Light reactor produces hydrogen from ammonia

LEDs instead of heat

A new method uses LED light, iron and copper to produce hydrogen from ammonia. In contrast to conventional ammonia cracking, expensive materials and high heat are not necessary.


Houston (USA). Hydrogen can be produced in a climate-neutral manner using electricity from renewable energy sources through the electrolysis of water. In order to be able to store and transport the hydrogen, however, it has to be cooled down considerably and liquefied or chemically bound. Liquid ammonia (NH3), which only has to be cooled to minus 40 degrees Celsius in order to bind hydrogen, is considered to be particularly suitable for this.

However, in order to split the liquid ammonia back into hydrogen and nitrogen, a temperature of 400 to 600 degrees Celsius is required. Alternatively, the reaction temperature can also be lowered with catalysts made of platinum, ruthenium, ruthenium or palladium. However, these raw materials are rare and expensive.

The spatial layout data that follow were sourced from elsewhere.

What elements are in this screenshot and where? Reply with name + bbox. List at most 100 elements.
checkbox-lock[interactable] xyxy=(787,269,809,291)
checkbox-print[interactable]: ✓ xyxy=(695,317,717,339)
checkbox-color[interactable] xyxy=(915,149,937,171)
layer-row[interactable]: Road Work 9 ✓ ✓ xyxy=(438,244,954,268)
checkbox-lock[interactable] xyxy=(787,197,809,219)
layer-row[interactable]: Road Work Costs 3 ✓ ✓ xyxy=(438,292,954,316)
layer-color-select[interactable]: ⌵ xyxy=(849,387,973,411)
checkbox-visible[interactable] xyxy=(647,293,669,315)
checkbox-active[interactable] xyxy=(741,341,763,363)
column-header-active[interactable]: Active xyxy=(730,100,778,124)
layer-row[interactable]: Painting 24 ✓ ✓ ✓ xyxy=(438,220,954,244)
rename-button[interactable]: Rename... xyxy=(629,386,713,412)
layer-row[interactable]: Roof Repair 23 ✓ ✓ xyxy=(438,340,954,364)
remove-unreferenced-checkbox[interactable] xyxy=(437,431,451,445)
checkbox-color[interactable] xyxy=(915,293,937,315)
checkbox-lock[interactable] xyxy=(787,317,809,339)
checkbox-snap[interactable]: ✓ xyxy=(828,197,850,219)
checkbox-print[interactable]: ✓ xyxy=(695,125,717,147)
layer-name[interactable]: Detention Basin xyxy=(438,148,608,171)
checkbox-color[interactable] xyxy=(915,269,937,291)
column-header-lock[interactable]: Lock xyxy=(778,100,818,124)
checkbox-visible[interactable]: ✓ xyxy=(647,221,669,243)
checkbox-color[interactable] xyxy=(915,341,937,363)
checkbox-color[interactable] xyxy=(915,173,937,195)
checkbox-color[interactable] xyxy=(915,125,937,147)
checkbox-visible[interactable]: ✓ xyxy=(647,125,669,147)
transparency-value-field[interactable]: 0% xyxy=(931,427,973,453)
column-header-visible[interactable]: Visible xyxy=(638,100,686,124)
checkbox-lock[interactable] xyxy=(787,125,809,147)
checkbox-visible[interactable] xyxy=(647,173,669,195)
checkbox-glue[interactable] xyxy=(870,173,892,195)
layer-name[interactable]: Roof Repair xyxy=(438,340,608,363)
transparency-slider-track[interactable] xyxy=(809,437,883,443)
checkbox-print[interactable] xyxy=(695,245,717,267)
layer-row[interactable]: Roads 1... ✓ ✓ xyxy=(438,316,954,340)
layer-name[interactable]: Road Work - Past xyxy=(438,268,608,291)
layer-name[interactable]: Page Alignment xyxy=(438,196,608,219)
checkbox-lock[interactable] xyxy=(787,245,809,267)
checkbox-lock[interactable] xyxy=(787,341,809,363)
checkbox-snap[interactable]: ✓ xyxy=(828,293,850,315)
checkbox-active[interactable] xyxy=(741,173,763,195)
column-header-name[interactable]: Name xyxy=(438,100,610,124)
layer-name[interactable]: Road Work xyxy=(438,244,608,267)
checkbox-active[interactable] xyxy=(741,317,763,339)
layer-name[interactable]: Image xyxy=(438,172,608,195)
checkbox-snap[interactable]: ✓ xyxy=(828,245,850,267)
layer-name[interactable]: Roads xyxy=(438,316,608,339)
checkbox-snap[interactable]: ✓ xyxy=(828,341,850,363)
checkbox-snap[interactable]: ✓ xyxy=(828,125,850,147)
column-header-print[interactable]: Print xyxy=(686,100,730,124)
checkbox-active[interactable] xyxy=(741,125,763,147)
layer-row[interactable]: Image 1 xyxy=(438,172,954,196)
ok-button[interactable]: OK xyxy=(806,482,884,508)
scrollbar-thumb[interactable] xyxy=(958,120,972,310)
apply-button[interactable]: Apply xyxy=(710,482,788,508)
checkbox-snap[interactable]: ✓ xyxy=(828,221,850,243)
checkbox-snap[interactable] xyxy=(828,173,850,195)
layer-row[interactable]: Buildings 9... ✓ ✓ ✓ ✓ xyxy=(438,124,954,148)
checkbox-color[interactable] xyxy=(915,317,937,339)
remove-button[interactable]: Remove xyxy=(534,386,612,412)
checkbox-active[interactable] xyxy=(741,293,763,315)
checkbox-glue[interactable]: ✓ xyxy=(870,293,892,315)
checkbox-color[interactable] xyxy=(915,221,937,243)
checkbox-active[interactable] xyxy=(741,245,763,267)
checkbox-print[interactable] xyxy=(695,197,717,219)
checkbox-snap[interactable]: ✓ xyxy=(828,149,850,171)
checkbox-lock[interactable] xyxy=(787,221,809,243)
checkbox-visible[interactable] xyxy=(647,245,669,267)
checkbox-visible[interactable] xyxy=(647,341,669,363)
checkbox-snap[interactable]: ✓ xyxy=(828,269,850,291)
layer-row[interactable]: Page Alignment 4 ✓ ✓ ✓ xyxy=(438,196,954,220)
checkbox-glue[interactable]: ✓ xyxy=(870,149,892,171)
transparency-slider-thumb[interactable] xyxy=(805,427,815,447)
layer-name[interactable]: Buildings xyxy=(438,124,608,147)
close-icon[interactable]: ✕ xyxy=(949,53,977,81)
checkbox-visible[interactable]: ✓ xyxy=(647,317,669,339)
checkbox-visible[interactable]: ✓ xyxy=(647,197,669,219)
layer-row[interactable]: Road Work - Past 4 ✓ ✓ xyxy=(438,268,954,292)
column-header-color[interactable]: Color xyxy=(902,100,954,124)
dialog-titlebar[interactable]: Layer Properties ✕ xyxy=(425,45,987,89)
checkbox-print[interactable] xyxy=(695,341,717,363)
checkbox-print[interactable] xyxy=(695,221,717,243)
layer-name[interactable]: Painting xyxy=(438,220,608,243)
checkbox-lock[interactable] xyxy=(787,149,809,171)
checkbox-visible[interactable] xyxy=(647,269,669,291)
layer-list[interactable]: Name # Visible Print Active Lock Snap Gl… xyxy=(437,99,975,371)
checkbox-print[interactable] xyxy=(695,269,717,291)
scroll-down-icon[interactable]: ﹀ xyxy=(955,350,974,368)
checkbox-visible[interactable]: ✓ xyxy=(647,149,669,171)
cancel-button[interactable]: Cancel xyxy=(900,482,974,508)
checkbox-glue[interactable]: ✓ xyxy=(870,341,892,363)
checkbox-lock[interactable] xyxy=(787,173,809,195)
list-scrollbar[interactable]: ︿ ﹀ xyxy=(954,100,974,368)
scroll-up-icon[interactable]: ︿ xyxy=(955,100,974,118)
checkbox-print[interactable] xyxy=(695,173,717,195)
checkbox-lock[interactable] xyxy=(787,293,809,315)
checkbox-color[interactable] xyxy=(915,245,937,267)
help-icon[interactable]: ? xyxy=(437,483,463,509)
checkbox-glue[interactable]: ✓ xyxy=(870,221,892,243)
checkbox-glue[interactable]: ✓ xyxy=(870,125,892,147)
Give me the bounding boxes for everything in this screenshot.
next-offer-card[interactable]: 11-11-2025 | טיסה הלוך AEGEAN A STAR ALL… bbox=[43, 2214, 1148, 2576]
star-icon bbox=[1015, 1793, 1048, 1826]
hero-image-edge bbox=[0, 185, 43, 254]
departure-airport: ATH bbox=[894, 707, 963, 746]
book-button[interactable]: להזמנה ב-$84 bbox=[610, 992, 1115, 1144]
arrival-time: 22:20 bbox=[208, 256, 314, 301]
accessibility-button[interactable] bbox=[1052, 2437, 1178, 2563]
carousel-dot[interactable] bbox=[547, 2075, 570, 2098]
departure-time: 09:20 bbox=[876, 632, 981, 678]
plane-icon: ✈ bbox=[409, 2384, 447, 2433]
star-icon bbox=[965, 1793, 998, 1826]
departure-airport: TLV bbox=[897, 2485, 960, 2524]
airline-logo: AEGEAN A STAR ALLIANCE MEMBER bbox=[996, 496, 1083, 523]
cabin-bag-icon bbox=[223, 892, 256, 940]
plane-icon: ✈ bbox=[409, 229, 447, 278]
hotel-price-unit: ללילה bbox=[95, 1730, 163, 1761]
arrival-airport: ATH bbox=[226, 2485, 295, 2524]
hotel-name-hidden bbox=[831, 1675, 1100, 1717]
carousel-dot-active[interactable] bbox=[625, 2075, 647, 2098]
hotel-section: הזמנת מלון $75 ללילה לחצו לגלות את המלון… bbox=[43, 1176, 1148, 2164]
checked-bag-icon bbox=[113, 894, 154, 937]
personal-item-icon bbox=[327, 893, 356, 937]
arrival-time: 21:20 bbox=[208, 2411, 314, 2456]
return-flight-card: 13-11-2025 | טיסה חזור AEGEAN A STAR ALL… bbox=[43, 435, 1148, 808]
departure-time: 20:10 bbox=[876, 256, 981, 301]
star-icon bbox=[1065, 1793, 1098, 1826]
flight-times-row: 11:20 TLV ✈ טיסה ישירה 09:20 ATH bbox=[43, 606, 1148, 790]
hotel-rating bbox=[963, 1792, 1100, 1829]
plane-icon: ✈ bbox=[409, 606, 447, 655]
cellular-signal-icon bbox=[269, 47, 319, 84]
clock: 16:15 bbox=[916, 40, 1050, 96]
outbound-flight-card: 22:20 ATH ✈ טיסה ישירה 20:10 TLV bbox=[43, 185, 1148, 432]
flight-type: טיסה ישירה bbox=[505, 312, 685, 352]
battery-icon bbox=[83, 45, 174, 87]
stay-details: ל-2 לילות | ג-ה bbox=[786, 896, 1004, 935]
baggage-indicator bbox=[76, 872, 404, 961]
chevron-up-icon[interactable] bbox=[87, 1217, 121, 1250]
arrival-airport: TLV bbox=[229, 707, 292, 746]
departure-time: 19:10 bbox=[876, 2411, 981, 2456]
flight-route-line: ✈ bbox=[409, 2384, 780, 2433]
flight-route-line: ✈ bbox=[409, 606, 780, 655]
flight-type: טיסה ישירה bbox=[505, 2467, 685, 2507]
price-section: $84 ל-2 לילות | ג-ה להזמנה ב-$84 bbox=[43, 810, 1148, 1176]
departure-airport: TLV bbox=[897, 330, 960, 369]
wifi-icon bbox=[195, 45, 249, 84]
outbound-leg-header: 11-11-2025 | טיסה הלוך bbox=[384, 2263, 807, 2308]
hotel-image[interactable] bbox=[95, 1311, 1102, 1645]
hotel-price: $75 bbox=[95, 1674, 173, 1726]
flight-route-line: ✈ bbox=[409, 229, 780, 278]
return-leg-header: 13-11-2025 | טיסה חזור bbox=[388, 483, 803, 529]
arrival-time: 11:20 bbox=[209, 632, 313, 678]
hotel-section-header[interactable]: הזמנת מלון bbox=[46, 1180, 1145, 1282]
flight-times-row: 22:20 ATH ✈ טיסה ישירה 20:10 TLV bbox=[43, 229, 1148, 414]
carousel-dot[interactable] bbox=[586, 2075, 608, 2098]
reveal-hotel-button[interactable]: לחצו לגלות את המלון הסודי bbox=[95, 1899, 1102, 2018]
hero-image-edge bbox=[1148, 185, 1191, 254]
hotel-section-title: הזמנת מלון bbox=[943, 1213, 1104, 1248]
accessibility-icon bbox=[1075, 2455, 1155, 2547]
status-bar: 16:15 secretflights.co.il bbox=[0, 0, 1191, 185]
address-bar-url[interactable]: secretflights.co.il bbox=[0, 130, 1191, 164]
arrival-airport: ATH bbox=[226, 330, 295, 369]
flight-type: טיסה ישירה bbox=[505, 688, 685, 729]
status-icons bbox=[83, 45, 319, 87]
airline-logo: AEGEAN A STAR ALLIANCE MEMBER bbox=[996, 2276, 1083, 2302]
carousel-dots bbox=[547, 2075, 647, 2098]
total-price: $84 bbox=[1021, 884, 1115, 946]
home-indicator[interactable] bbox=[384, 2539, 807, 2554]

Iron and copper plasmonic photocatalysts

Scientists from Rice University have now developed an alternative that can be used to split ammonia using plasmonic photocatalysts. These reaction aids made of metallic nanoparticles bundle the energy of the incident light and thereby strongly stimulate electrons in the material. A second metal forms a short-term partner for nitrogen in this process, thereby enabling the bonded hydrogen to be split off.

According to their publication in the journal Science , the researchers working with Yigao Yuan have created a photocatalyst using iron as the chemical cleavage aid and copper as the light antenna. Together with ammonia, the particles were bombarded with laser pulses in a light reactor. As Hossein Robatjazi explains, this triggers ammonia cracking.

“Under the application of light, the copper-iron catalyst showed a reactivity and efficiency comparable to that of the common copper-ruthenium catalyst.”

Light reactor without laser?           

The researchers then investigated whether the splitting also works on an industrial scale without a laser. They carried out their experiment in a light reactor that was 500 times larger, using LEDs with a wavelength of 470 nanometers. During operation, ammonia was continuously fed past the photocatalyst through two reaction tubes. In this experiment, too, ammonia was only split at room temperature due to the energy of the LEDs.

“The copper-iron catalyst also shows very high photocatalytic reactivity under LED lighting, with a 72 percent ammonia conversion and a yield of 14 grams of hydrogen per day.”


According to Naomi Halas, this is the first study in which hydrogen was produced from ammonia in this way.

“This is the first report in the literature showing that gram quantities of hydrogen gas can also be obtained from ammonia by photocatalysis with LEDs.”

Optimization and scaling needed

The process currently requires even more electricity from conventional ammonia crackers. However, the researchers consider it likely that optimizing and scaling the process will reduce the energy consumption. According to them, only a few kilowatt hours per kilogram of hydrogen are possible.

This would make the process suitable for a cheap and decentralized cracking of ammonia. According to Peter Nordlander, many simple reactors could produce hydrogen from ammonia instead of central cracker plants.

“Our discovery paves the way to sustainable, low-cost hydrogen produced locally rather than in centralized plants.”

Halas sees the technology as a further step in making hydrogen a cheap and clean fuel with high availability.

“Hydrogen can only become a clean fuel if it is cheap, easy to store and recover. With our approach, we are moving closer to this goal by being able to recover hydrogen from a storage medium on demand and using abundantly available materials and light emitting diodes.”